First, I love the art created by Denise Cotter that was on the front of our bulletin this week, that brings these two scriptures together:

Second, here is the poem I read at the end of worship yesterday. I would highly recommend, as you reflect on what it means for you to move and grow in God's Spirit this week, printing it off and posting it somewhere. Read it often. 

Monday, May 16, 2016

WMTRBW 40: The Spirit is Moving!

Our Pentecost blog is going to be a picture blog, with images of our kite flying at our Pentecost Picnic yesterday afternoon. Everyone was entranced watching these kites dance and twist and soar in the wind. What if we were that open and attentive to the Spirit's movement?

Enjoy these--the ones of all the kids sitting on the wall watching the kite way up high are my favorite! See if you can spot the kite waaaaaay up there.

Monday, May 9, 2016

WMTRBW 39: Whatever the Hardship, Keep Rising Up!

This morning, Nancy Lively sent me an email that made me realize something I've never thought about before: the word "Pentecost"--the day we will celebrate this coming Sunday, the day the Holy Spirit is poured out on all people and the Church is born--has the word "cost" in it. Yesterday, we talked a great deal about the cost of following Jesus--the hardships we will inevitably face if we walk in The Way of Jesus. So, as we move toward Pentecost this week, it seemed right to read this prayer/poem that Nancy sent this morning, by Maren Tirabassi (https://giftsinopenhands.wordpress.com):

God, I understand part about fifty days,
but it’s the “cost”
hidden in the holiday
that worries me on Pentecost.

It costs my anonymity as a Christian,
all my pet preconceptions
of who belongs,
the loan of my mouth,
my reputation for sobriety,
towels for the baptisms of strangers.

And for all of these,
I come away with something
oddly sweet –
bright feathers and shook foil.

This seemed a good prayer/poem to hold in hand and heart and mind this week as we read the We Make the Road chapter on hardships this week, and as we continue reflecting on these very challenging questions, slightly adapted from the ones with which we finished worship yesterday:

What has following Jesus cost you in the past?

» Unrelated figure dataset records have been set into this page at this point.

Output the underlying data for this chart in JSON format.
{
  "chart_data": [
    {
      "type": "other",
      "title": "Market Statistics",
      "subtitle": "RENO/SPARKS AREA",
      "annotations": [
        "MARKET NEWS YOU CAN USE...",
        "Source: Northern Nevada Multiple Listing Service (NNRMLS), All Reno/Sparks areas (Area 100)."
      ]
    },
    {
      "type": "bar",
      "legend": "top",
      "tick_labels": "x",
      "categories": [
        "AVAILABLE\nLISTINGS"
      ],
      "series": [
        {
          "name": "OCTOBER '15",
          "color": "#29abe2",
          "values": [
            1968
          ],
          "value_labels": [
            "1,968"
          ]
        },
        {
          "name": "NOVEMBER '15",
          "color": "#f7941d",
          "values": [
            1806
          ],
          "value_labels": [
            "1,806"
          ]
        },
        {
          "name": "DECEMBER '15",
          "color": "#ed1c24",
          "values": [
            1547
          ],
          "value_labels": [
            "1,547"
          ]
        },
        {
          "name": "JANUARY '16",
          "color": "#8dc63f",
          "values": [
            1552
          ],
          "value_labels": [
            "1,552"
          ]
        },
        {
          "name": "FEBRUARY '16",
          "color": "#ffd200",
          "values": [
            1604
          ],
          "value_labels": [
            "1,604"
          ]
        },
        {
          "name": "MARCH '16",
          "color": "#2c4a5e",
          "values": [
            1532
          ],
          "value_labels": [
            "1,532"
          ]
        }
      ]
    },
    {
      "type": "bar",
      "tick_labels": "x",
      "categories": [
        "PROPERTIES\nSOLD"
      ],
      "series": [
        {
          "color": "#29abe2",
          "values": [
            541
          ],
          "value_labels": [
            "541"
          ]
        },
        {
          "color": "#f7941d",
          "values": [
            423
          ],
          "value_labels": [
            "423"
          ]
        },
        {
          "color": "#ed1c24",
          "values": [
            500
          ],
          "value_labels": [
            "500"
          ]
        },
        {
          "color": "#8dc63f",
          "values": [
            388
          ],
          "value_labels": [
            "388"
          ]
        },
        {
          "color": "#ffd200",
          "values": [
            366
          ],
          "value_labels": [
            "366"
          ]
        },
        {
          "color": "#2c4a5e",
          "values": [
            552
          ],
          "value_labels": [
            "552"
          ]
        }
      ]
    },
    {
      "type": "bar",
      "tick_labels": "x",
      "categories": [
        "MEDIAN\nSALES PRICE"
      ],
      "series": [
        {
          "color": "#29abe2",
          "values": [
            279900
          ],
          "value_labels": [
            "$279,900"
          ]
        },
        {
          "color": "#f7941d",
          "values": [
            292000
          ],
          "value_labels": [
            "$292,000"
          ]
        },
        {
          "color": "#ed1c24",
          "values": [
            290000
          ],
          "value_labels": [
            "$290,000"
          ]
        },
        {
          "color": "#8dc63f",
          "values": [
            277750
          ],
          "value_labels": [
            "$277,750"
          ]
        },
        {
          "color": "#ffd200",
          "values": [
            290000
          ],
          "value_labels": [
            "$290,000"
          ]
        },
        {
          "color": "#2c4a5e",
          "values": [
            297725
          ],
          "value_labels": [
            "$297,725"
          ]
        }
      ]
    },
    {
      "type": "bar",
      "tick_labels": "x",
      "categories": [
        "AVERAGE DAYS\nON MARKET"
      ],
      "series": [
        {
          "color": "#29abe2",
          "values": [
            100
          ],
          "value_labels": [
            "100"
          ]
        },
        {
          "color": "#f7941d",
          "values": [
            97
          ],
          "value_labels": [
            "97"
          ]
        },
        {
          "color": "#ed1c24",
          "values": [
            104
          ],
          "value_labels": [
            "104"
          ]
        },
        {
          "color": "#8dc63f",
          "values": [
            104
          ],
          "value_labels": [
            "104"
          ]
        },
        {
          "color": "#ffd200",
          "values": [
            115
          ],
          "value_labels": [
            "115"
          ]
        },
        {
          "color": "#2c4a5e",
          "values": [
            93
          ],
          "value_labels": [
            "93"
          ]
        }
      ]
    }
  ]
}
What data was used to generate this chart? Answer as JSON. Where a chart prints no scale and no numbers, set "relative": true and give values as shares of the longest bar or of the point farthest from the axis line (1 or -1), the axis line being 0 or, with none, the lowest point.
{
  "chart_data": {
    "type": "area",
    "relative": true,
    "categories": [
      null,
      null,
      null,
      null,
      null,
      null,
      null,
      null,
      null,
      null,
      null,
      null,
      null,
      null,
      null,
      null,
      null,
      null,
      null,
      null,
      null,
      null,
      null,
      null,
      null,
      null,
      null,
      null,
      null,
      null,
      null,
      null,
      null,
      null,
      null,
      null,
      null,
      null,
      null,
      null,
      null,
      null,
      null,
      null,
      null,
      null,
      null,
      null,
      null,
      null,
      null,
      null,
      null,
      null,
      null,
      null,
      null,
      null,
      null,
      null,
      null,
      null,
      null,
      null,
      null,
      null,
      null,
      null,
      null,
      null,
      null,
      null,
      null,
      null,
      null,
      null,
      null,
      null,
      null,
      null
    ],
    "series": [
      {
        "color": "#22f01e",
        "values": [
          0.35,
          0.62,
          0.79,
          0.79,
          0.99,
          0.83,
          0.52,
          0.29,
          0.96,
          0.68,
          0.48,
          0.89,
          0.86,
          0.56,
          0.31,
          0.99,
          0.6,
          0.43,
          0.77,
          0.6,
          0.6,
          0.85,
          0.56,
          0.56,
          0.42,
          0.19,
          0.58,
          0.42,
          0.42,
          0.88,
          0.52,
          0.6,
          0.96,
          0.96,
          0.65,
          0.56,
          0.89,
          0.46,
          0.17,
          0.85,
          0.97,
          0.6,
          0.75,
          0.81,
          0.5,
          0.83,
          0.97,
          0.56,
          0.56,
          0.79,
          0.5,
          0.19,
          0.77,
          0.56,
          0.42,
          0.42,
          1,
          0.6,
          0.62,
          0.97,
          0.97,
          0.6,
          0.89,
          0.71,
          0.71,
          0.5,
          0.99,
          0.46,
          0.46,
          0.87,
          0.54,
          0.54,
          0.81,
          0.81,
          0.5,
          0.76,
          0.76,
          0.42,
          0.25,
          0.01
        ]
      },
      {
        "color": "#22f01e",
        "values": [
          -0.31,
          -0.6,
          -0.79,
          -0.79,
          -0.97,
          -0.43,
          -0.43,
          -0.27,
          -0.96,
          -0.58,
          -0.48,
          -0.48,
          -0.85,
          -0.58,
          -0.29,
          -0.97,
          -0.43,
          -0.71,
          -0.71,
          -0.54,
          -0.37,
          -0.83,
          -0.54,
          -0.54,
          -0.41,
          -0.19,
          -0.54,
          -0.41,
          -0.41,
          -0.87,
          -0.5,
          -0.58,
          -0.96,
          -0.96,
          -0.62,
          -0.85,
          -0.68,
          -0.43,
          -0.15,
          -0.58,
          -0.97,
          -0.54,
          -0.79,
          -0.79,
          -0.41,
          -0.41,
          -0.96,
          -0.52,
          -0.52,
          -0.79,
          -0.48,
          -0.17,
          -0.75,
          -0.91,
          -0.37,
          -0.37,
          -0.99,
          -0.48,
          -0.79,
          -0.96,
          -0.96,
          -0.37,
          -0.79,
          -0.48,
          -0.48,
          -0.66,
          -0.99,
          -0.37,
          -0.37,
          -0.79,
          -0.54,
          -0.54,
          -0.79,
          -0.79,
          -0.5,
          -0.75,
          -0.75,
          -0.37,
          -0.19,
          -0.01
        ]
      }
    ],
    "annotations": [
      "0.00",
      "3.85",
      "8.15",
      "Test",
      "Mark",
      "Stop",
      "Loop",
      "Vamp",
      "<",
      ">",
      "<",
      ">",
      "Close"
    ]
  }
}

What is following Jesus costing you in the present?

What cost are you willing to pay to follow Jesus in the future?

Monday, May 2, 2016

WMTRBW 38: The Uprising of Stewardship

This week, in our scripture reading from 2 Corinthians 8:1-15, we hear the Apostle Paul talk about his desire for churches to share from their abundance so others will not have to be in need, so "that there may be a fair balance. As it is written,‘The one who had much did not have too much, and the one who had little did not have too little.'" Imagine it--a world where the one who had much did not have too much, and the one who had little did not have too little! And Paul--like Jesus before him--saw Christians as able to help make this happen by the way they cared for one another and shared freely of what they had.

These words are of particular challenge for us as Christians in this time when there seems to be so little fair balance in our society or our world in terms of opportunity and resources. As you are reading Brian McLaren's thoughts on stewardship from We Make the Road by Walking this week, check out some of these infographics that share a picture of the economic inequality that plagues our immediate area, our nation, and our world. What do you think our proper response and action should be as Christians to help there be fair balance?